Illinois state workers receive $1,300 pay raises July 1
State workers represented by AFSCME Council 31 will see pay increases averaging $1,343 starting July 1. Total cost of the raises is $261 million as COVID-19 continues depleting state revenues.
Nearly 1 in 4 Illinoisans remain out of work in the wake of the COVID-19 economic crisis and Gov. J.B. Pritzker’s stay-at-home orders.
Yet despite the devastating financial situation for many families throughout the state, $261 million in scheduled raises for thousands of state employees go into effect July 1 – with the average employee seeing a $1,343 increase in wages.
These pay increases were part of a contract negotiated between Pritzker and the American Federation of State, County and Municipal Employees Council 31 on behalf of approximately 38,000 state workers.
The contract included two raises on July 1: a general increase in pay of 2.1%, which will cost the state $47 million, as well as additional “step” increases for an additional year of service that will cost the state at least $214 million.
Earlier this spring, Pritzker refused to defer the raises in light of the current economic outlook.
In an April 23 press conference extending his stay-at-home order through May 30, the governor was asked whether that $261 million could be adjusted as part of budget changes.
“That’s not something that we’re currently having discussions about,” he answered. He pointed out that the raises are part of state contracts negotiated with workers.
Yet his gubernatorial counterparts in other Democratic states have taken steps to rein in expenses, including some covered by union contracts, in light of the financial fallout following COVID-19 closures.
Washington Gov. Jay Inslee is canceling a 3% pay hike for some state employees and forcing one-day-a-week furloughs on 40,000 others to handle a nearly $9 billion shortfall.
New York Gov. Andrew Cuomo delayed raises for 80,000 state workers for 90 days, and is considering employee buyouts.
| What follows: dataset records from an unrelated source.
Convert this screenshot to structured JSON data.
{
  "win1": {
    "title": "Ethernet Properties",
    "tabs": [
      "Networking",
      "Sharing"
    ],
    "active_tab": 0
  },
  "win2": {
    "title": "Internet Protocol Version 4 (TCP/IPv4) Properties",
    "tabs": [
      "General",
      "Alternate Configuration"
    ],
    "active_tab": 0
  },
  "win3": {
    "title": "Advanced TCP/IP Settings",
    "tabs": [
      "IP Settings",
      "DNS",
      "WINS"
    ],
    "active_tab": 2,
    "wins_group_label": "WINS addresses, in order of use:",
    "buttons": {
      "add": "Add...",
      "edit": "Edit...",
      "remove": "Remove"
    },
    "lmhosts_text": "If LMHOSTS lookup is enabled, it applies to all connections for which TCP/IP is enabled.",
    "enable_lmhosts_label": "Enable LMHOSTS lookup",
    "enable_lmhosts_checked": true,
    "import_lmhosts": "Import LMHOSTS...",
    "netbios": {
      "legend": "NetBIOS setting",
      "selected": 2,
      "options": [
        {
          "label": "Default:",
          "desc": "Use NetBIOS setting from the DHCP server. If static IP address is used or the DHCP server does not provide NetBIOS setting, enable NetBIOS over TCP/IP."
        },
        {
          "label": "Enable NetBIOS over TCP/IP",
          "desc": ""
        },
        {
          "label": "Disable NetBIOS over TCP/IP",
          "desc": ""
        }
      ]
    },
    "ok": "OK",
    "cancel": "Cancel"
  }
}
Virginia Gov. Ralph Northam pushed back state worker raises, and Pennsylvania Gov. Tom Wolf stopped paying 9,000 state workers on April 11.
Admittedly, delaying raises outlined in a collective bargaining agreement would be tricky. The Illinois Public Labor Relations Act includes provisions providing the act and collective bargaining agreements trump most other state laws.
But the portion of the Illinois Emergency Management Agency Act describing the governor’s emergency powers does include the power to “utilize all available resources of the State government as reasonably necessary to cope with the disaster and of each political subdivision of the State.”
And nothing prevented AFSCME Council 31 from voluntarily working with the state to defer the raises until Illinois is in a better financial position.
In fact, delaying step increases should have been seen by AFSCME Council 31 and the workers it represents as a means to help forestall other more drastic measures, such as the furloughs other governors have instituted.
As it currently stands, there is a $6 billion hole in the state’s latest budget.
That money will have to come from somewhere.
The state has the authority to lay off state workers under the AFSCME contract and can “relieve employees from duty because of lack of work or other legitimate reasons.”
Given a choice, Illinois’ state workers may have rather kept their current pay – which already places them as some of the highest-paid state workers in the country – than lose their jobs later on.